What distinguishes Tony and Cheng is not just their research output but how they approach building. They have a rare ability to translate ideas into working systems in environments where constraints like safety, cost, and reliability really matter. They combine deep technical rigor with strong product instincts. They are not pursuing robotics as an academic exercise. They are builders first, focused on creating the most delightful, safe, and useful home robot.
A home robot has to coexist with people. That means thinking about how it moves, how it communicates intent, and how it earns trust over time. Small design decisions matter. If you’re going to look at a robot every day, it probably should have eyes. Memo does—and it’s a genuinely cute robot.

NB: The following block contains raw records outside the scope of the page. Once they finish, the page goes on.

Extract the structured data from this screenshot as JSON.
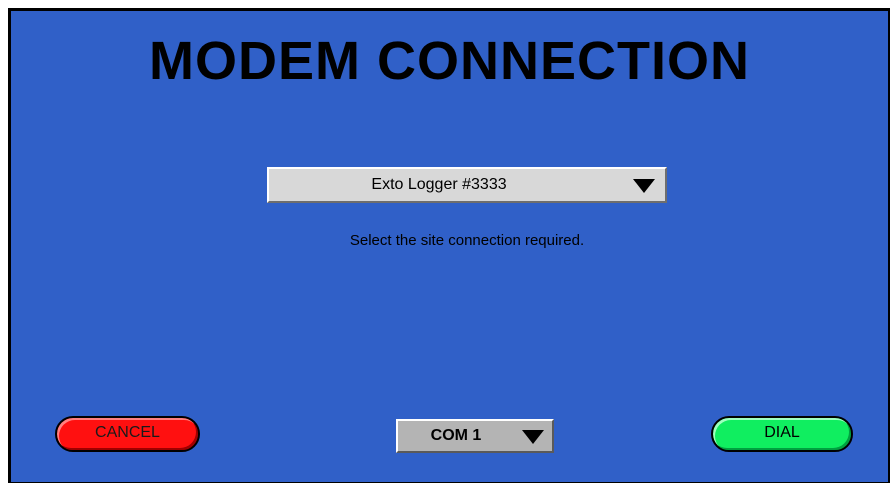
{
  "title": "MODEM CONNECTION",
  "site_select": {
    "selected": "Exto Logger #3333",
    "icon": "chevron-down-icon",
    "hint": "Select the site connection required."
  },
  "buttons": {
    "cancel_label": "CANCEL",
    "dial_label": "DIAL"
  },
  "port_select": {
    "selected": "COM 1",
    "icon": "chevron-down-icon"
  },
  "colors": {
    "background": "#3060c8",
    "cancel": "#ff1010",
    "dial": "#10ee60",
    "dropdown": "#d8d8d8",
    "port": "#b4b4b4"
  }
}
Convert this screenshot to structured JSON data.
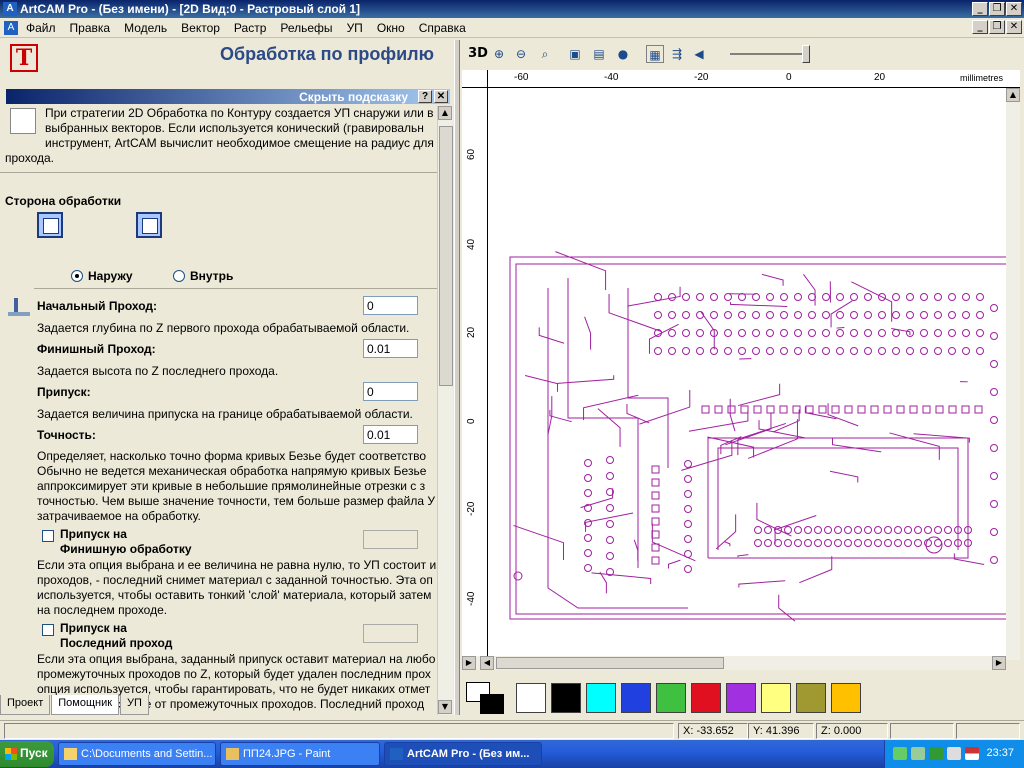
{
  "window": {
    "title": "ArtCAM Pro - (Без имени) - [2D Вид:0 - Растровый слой 1]",
    "app_icon": "A"
  },
  "menu": [
    "Файл",
    "Правка",
    "Модель",
    "Вектор",
    "Растр",
    "Рельефы",
    "УП",
    "Окно",
    "Справка"
  ],
  "panel": {
    "title": "Обработка по профилю",
    "logo": "T",
    "hide_hint": "Скрыть подсказку",
    "help_btn": "?",
    "close_btn": "✕",
    "hint_lines": [
      "При стратегии 2D Обработка по Контуру создается УП снаружи или в",
      "выбранных векторов. Если используется конический (гравировальн",
      "инструмент, ArtCAM вычислит необходимое смещение на радиус для",
      "прохода."
    ],
    "side_label": "Сторона обработки",
    "outside": "Наружу",
    "inside": "Внутрь",
    "start_pass": "Начальный Проход:",
    "start_pass_value": "0",
    "start_pass_desc": "Задается глубина по Z первого прохода обрабатываемой области.",
    "finish_pass": "Финишный Проход:",
    "finish_pass_value": "0.01",
    "finish_pass_desc": "Задается высота по Z последнего прохода.",
    "allowance": "Припуск:",
    "allowance_value": "0",
    "allowance_desc": "Задается величина припуска на границе обрабатываемой области.",
    "tolerance": "Точность:",
    "tolerance_value": "0.01",
    "tolerance_desc": [
      "Определяет, насколько точно форма кривых Безье будет соответство",
      "Обычно не ведется механическая обработка напрямую кривых Безье",
      "аппроксимирует эти кривые в небольшие прямолинейные отрезки с з",
      "точностью. Чем выше значение точности, тем больше размер файла У",
      "затрачиваемое на обработку."
    ],
    "finish_allow_l1": "Припуск на",
    "finish_allow_l2": "Финишную обработку",
    "finish_allow_desc": [
      "Если эта опция выбрана и ее величина не равна нулю, то УП состоит и",
      "проходов, - последний снимет материал с заданной точностью. Эта оп",
      "используется, чтобы оставить тонкий 'слой' материала, который затем",
      "на последнем проходе."
    ],
    "last_allow_l1": "Припуск на",
    "last_allow_l2": "Последний проход",
    "last_allow_desc": [
      "Если эта опция выбрана, заданный припуск оставит материал на любо",
      "промежуточных проходов по Z, который будет удален последним прох",
      "опция используется, чтобы гарантировать, что не будет никаких отмет",
      "обработки на станке от промежуточных проходов. Последний проход"
    ]
  },
  "tabs": [
    "Проект",
    "Помощник",
    "УП"
  ],
  "view": {
    "mode_3d": "3D",
    "units": "millimetres",
    "h_ticks": [
      "-60",
      "-40",
      "-20",
      "0",
      "20"
    ],
    "v_ticks": [
      "60",
      "40",
      "20",
      "0",
      "-20",
      "-40"
    ],
    "trace_color": "#a020a0"
  },
  "palette": [
    "#ffffff",
    "#000000",
    "#00ffff",
    "#2040e0",
    "#40c040",
    "#e01020",
    "#a030e0",
    "#ffff80",
    "#a09830",
    "#ffc000"
  ],
  "status": {
    "x": "X: -33.652",
    "y": "Y: 41.396",
    "z": "Z: 0.000"
  },
  "taskbar": {
    "start": "Пуск",
    "tasks": [
      "C:\\Documents and Settin...",
      "ПП24.JPG - Paint",
      "ArtCAM Pro - (Без им..."
    ],
    "clock": "23:37"
  }
}
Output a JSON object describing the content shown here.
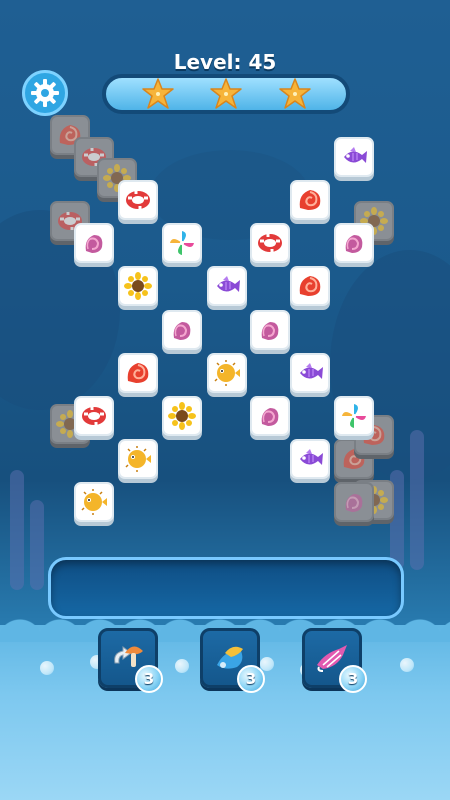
{
  "header": {
    "level_label": "Level: 45",
    "stars_earned": 3,
    "stars_total": 3
  },
  "icons": {
    "settings": "gear-icon",
    "star": "starfish-icon",
    "tile_types": [
      "seashell-icon",
      "life-ring-icon",
      "sunflower-icon",
      "purple-fish-icon",
      "pinwheel-icon",
      "conch-shell-icon",
      "pufferfish-icon"
    ]
  },
  "colors": {
    "accent": "#2fa6e3",
    "star": "#f6b43a",
    "tray": "#0f4e84"
  },
  "board": {
    "tiles": [
      {
        "type": "seashell",
        "dim": true
      },
      {
        "type": "life-ring",
        "dim": true
      },
      {
        "type": "sunflower",
        "dim": true
      },
      {
        "type": "life-ring",
        "dim": false
      },
      {
        "type": "life-ring",
        "dim": true
      },
      {
        "type": "conch",
        "dim": false
      },
      {
        "type": "pinwheel",
        "dim": false
      },
      {
        "type": "sunflower",
        "dim": false
      },
      {
        "type": "conch",
        "dim": false
      },
      {
        "type": "seashell",
        "dim": false
      },
      {
        "type": "pufferfish",
        "dim": false
      },
      {
        "type": "life-ring",
        "dim": false
      },
      {
        "type": "sunflower",
        "dim": false
      },
      {
        "type": "pufferfish",
        "dim": false
      },
      {
        "type": "pufferfish",
        "dim": false
      },
      {
        "type": "sunflower",
        "dim": true
      },
      {
        "type": "purple-fish",
        "dim": false
      },
      {
        "type": "seashell",
        "dim": false
      },
      {
        "type": "purple-fish",
        "dim": false
      },
      {
        "type": "sunflower",
        "dim": true
      },
      {
        "type": "life-ring",
        "dim": false
      },
      {
        "type": "conch",
        "dim": false
      },
      {
        "type": "seashell",
        "dim": false
      },
      {
        "type": "conch",
        "dim": false
      },
      {
        "type": "purple-fish",
        "dim": false
      },
      {
        "type": "conch",
        "dim": false
      },
      {
        "type": "pinwheel",
        "dim": false
      },
      {
        "type": "purple-fish",
        "dim": false
      },
      {
        "type": "seashell",
        "dim": true
      },
      {
        "type": "sunflower",
        "dim": true
      },
      {
        "type": "conch",
        "dim": true
      },
      {
        "type": "seashell",
        "dim": true
      }
    ]
  },
  "slot_tray": {
    "slots_filled": 0
  },
  "boosters": [
    {
      "name": "undo",
      "icon": "mushroom-arrow-icon",
      "count": "3"
    },
    {
      "name": "shuffle",
      "icon": "magic-shell-icon",
      "count": "3"
    },
    {
      "name": "hint",
      "icon": "pink-conch-icon",
      "count": "3"
    }
  ]
}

We invested in Sunday Robotics because they are taking the most grounded path toward a category that has historically attracted grand visions and few real deployments. They are making deliberate tradeoffs to get useful robots into homes sooner, understanding that adoption is driven by reliability, trust, and everyday value. The home represents one of the largest untapped labor markets in the world, and the first company that learns fastest from real homes will define the category. Sunday Robotics is positioned to do exactly that. The team is exceptional, bringing experience from Tesla, DeepMind, Waymo, OpenAI, Meta, and Apple. They are actively hiring across software and hardware engineering, robotics, marketing, operations, and other key roles.

Home robotics won’t arrive through a single breakthrough. It will emerge through systems that are useful enough to deploy, learn from real-world usage, and steadily expand what’s possible.
We’re excited to partner with Sunday Robotics as they work to bring capable, reliable robots into everyday homes – so you can spend your Sundays doing something different.